Desde la Plaza de Armas de Huaraz, contemplando las primeras iluminaciones sobre la Cordillera Blanca.
Para empezar, tomo la ruta Llupa – Cojup – Llaca, que resultará me parece, más larga que Marián – Llaca. Bien, hasta el momento, transcurriendo la mañana voy andando bajo un fuerte sol, y siendo mediodía, estoy acercándome a la cordillera. El espacio que ocupo es realmente dentro de la Cordillera Blanca, no meramente la contemplo desde el Callejón de Huaylas. El valle en U, la forma que aquí tienen las laderas de las quebradas encañonadas, es producto de los cinceles glaciares cuaternarios. El camino logra penetrar en la Quebrada de Cojup, y me llevo el saludo del Pucaranra (6156 m.). Luego, ya en la Quebrada de Llaca se asoman al fondo el Ocshapalca (5888 m.) y el Ranrapalca (6162 m.). Soy optimista, pero sé que estoy en pésimas condiciones y no he tenido ningún entrenamiento previo. Desde ya el aire andino y su carencia de oxígeno me hacen advertencias. Y al parecer no es muy temprano. En el fondo de la quebrada, las sombras invaden antes del crepúsculo, y se fueron precipitando las 2, las 3 y las 4 de la tarde, cuando llego a unos cientos de metros de la empinada morrena sobre la que yace la Laguna de Llaca. Sin embargo llego aquí exhausto, ya habiendo agotado mis últimos esfuerzos, encima, con complicaciones bronquiales. Y con una prematura oscuridad. Ni siquiera me fijé si habría Luna en la noche, y no tenía abrigo suficiente para soportar la gélida madrugada, y menos aún una bolsa de dormir. Mi ingenua idea era que iba a llegar a la laguna como máximo a las 3 p.m. y que luego emprendería la fuga. Dentro todo de un solo supuesto día. Craso error, a pesar de que en efecto la ruta sí se puede realizar en un solo día (salvo que siempre veo que con ayuda de transporte), pero estaba comprobando que no era mi momento.

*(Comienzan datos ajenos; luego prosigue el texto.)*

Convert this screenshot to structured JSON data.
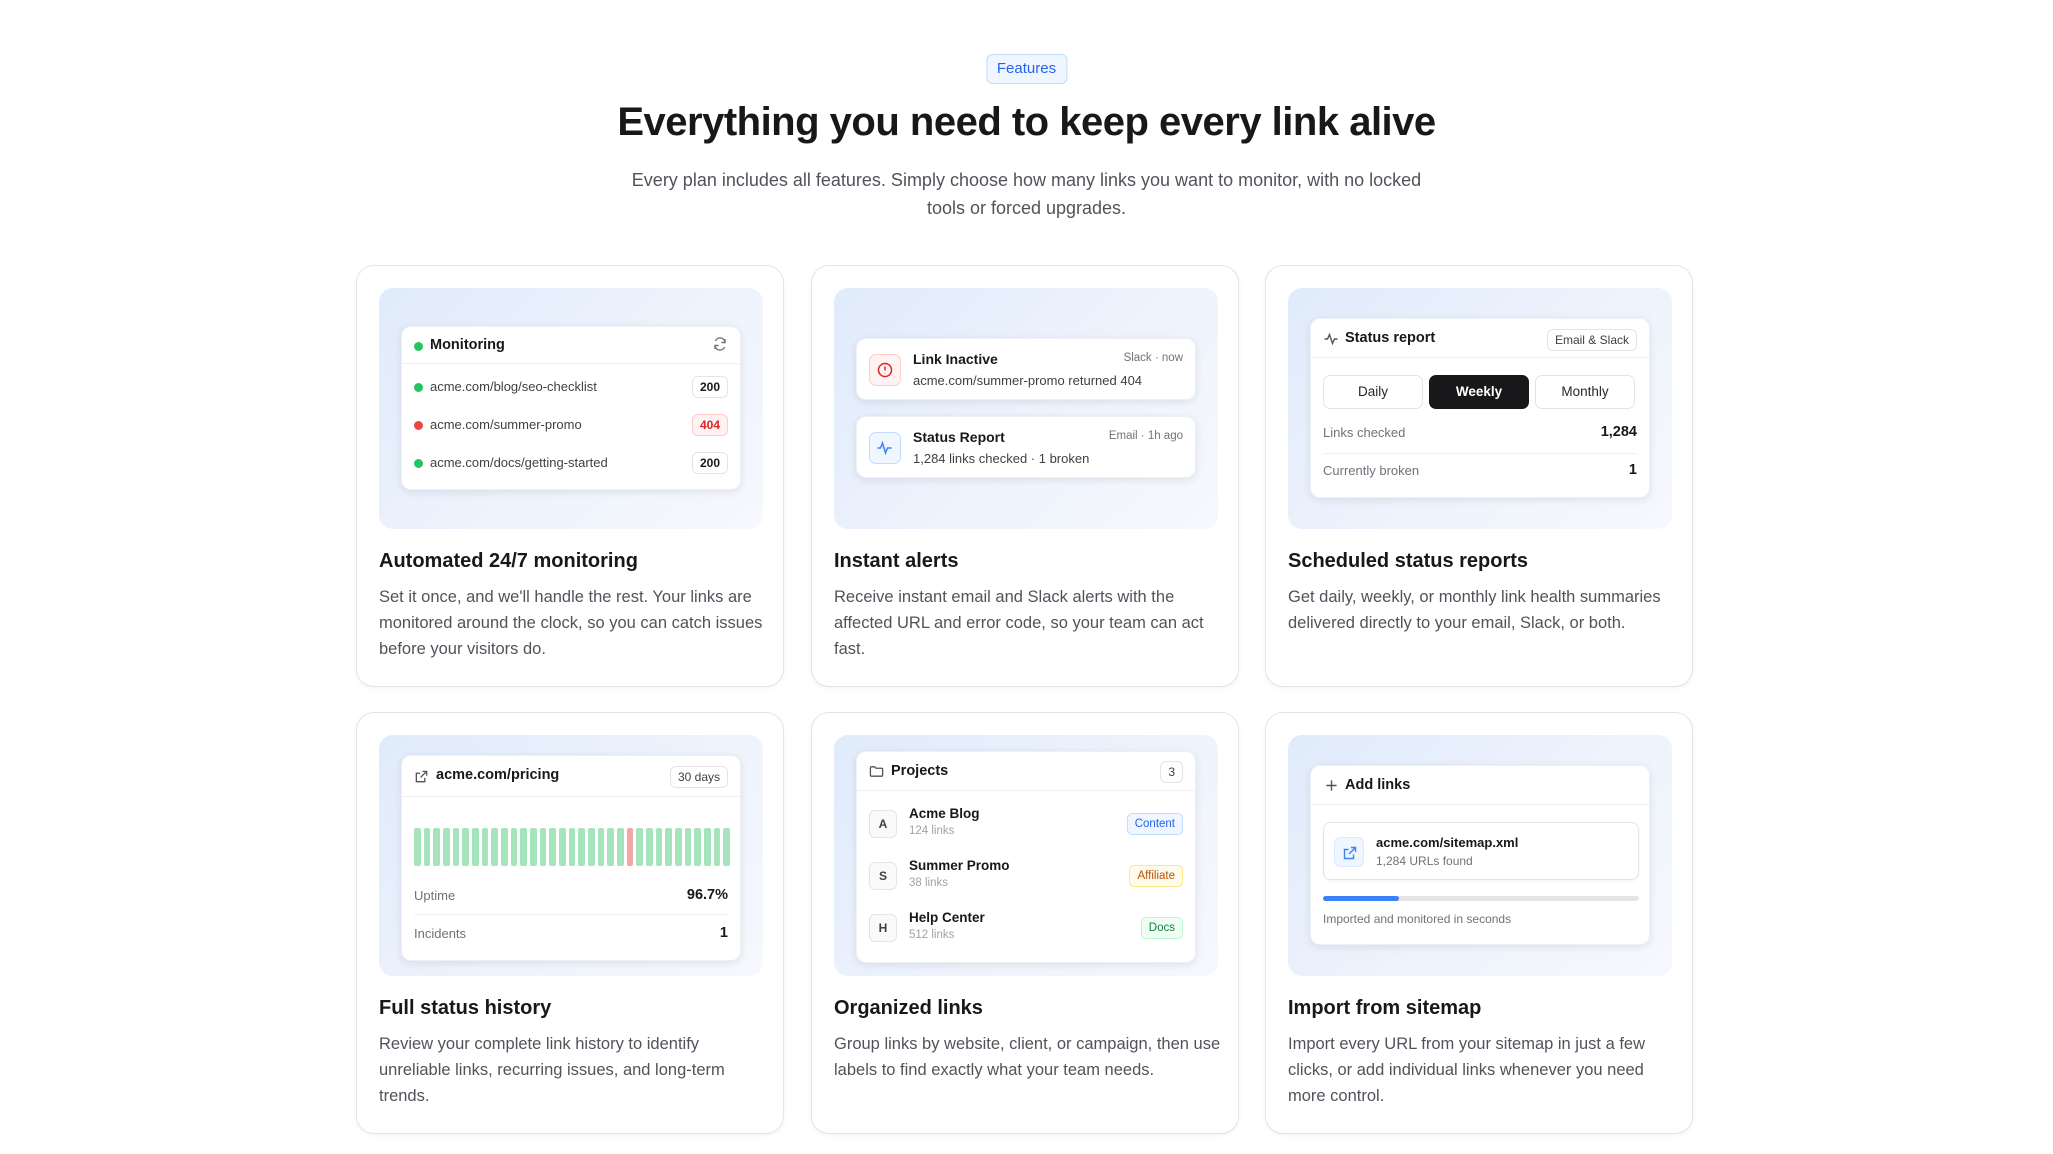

Por las alturas de Llupa: la boca de la Quebrada Cojup.
Por las alturas de Llupa: el cuerno del Huamashraju (5434 m.) y más atrás el Cashan Oeste (5686 m.).
Mi amada Cordillera Blanca, allí teniéndome en sus entrañas, me consoló con un casi juego para la vista: ya en pleno atardecer en el fondo de la quebrada, con la meta riéndose de mi, las rocas empezaban a moverse, y cuando intentaba capturar con la mirada un punto, este se volvía estático como estaba antes y luego en otro lado otra cosa se movía, y al instantáneamente volver la mirada, se aquietaba éste y se movía algo por otro sitio. Obviamente las rocas no estaban animadas, pero tenía que quedarme inmóvil, y así pude ver que de entre las rocas y por entre las grietas en las paredes de la quebrada surgían uno, dos, cinco, diez, montones de vizcachas. Y a mi menor movimiento, nuevamente desaparecían. Qué bonito, pero ya eran las 5 p.m., aunque yo me sentía tranquilo, porque en fin, ya he andado por los Andes sin linterna, de noche, bajo la enigmática luz lunar. Inicio, desairado no por la falta de oxígeno sino por no lograr mi objetivo, el regreso. Por una cuestión de tiempos, no debería ir hasta la laguna, porque implicaba pernoctar acampando. Y tampoco estuve en una temporada alta de turismo, así que no me crucé de ida, y así será también en la vuelta, con ningún turista ni transporte, porque en algún momento se me ocurrió que seguramente encontraría en la laguna algún campamento de solidarios extranjeros que se apiadarían de mi y me proporcionarían un espacio tibio. La hermosa y gélida Laguna de Llaca está a más de 4400 m.s.n.m., así que esta ocurrencia era un verdadero riesgo. (Mucho después me enteré que en la laguna hay un refugio). Sin más, y contra mis disparates, tenía que regresar.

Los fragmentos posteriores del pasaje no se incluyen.